Урок кончился. Алексей Мартынович унес с собой журнальчик. Путя сидел бледный как мел, поднимая и опуская крышку парты. С почтительным любопытством его окружали, теснили, требовали подробностей. Он ничего не знал и сам старался из расспросов узнать что-нибудь. Выходило так: депутат Туманский задел честь его отца, и отец вызвал Туманского на дуэль.
Прошли, влачась, еще два урока, затем была большая перемена, играли на дворе в снежки, и Путя стал почему-то начинять комья снега мерзлой землей, чего прежде никогда не делал. На следующем уроке немец Нуссбаум разорался на Щукина (которому в тот день не везло), и тогда Путя почувствовал спазму в горле и, чтобы не расплакаться при всех, отпросился в уборную. Там, около умывальника, одиноко висело донельзя замаранное, донельзя склизкое полотенце, — вернее, труп полотенца, прошедшего через множество мокрых, мнущих торопливых рук. Путя с минуту смотрелся в зеркало, — лучший способ не дать лицу расплыться в гримасу плача.
Он подумал, не уйти ли домой до срока, — но эту мысль отогнал. Выдержка, главное — выдержка. В классе буря стихла. Щукин, с пурпурными ушами, но совершенно спокойный, уже сидел на своем месте, сложив руки крестом.
Еще два урока, и наконец — последний звонок, длинный и хриплый. Надев ботики, полушубок, шапку с наушниками, Путя выбежал во двор, углубился в туннель ворот, прыгнул через подворотню… Автомобиля за ним не прислали, пришлось взять извозчика. Извозчик, худозадый, с плоской спиной, сидел криво и, по-своему погоняя лошадь, то делал вид, что вытаскивает из голенища кнут, то мягко взмахивал рукой, точно кого подзывая, и тогда санки дергались и в Путином ранце постукивал пенал, и все это было как-то ужасно томительно и тревожно, — и большие, неровные, наскоро слепленные снежинки падали на плешивую полость.
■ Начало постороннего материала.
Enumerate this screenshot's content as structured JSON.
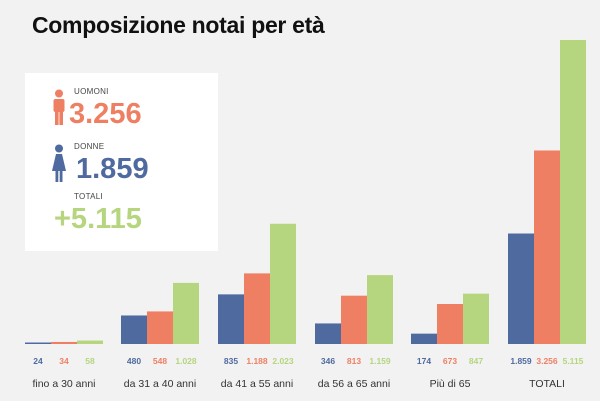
{
  "title": "Composizione notai per età",
  "legend": {
    "men": {
      "label": "UOMONI",
      "value": "3.256",
      "icon": "man-icon"
    },
    "women": {
      "label": "DONNE",
      "value": "1.859",
      "icon": "woman-icon"
    },
    "total": {
      "label": "TOTALI",
      "value": "+5.115"
    }
  },
  "colors": {
    "women": "#4e6a9f",
    "men": "#ef7f62",
    "total": "#b5d57e",
    "background": "#f2f2f2",
    "card": "#ffffff"
  },
  "chart_data": {
    "type": "bar",
    "categories": [
      "fino a 30 anni",
      "da 31 a 40 anni",
      "da 41 a 55 anni",
      "da 56 a 65 anni",
      "Più di 65",
      "TOTALI"
    ],
    "series": [
      {
        "values": [
          24,
          480,
          835,
          346,
          174,
          1859
        ],
        "labels": [
          "24",
          "480",
          "835",
          "346",
          "174",
          "1.859"
        ],
        "color": "#4e6a9f"
      },
      {
        "values": [
          34,
          548,
          1188,
          813,
          673,
          3256
        ],
        "labels": [
          "34",
          "548",
          "1.188",
          "813",
          "673",
          "3.256"
        ],
        "color": "#ef7f62"
      },
      {
        "values": [
          58,
          1028,
          2023,
          1159,
          847,
          5115
        ],
        "labels": [
          "58",
          "1.028",
          "2.023",
          "1.159",
          "847",
          "5.115"
        ],
        "color": "#b5d57e"
      }
    ],
    "grid": false,
    "legend_position": "top-left"
  }
}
В доме, с тех пор как уехали мать и сестра, бывало в этот час тихо. Путя поднялся по широкой, пологой лестнице, где на площадке, около малахитового столика, с вазой для визитных карточек, стояла безрукая Венера, которую однажды его двоюродные братья нарядили в плюшевую шубу и шляпу с вишнями, после чего она сделалась похожа на Прасковью Степановну, бедную вдову, приходившую каждое первое число. Добравшись до верху, он стал звать гувернантку. Но у мисс Шелдон сидела гостья — англичанка Веретенниковых. Мисс Шелдон послала Путю готовить на завтра уроки. Предварительно вымыть руки и выпить стакан молока. Дверь захлопнулась. Путя, чувствуя, как его обволакивает душная, страшная, ватная тоска, посидел в детской, потом спустился в бельэтаж, заглянул в отцовский кабинет. Все было невозможно тихо. В тишине с сухим звуком упал загнутый лепесток хризантемы. На тяжелом, сдержанно блестевшем письменном столе стройно и неподвижно, в космическом порядке, стояли, как планеты, знакомые вещи — фотографии, мраморное яйцо, торжественная чернильница.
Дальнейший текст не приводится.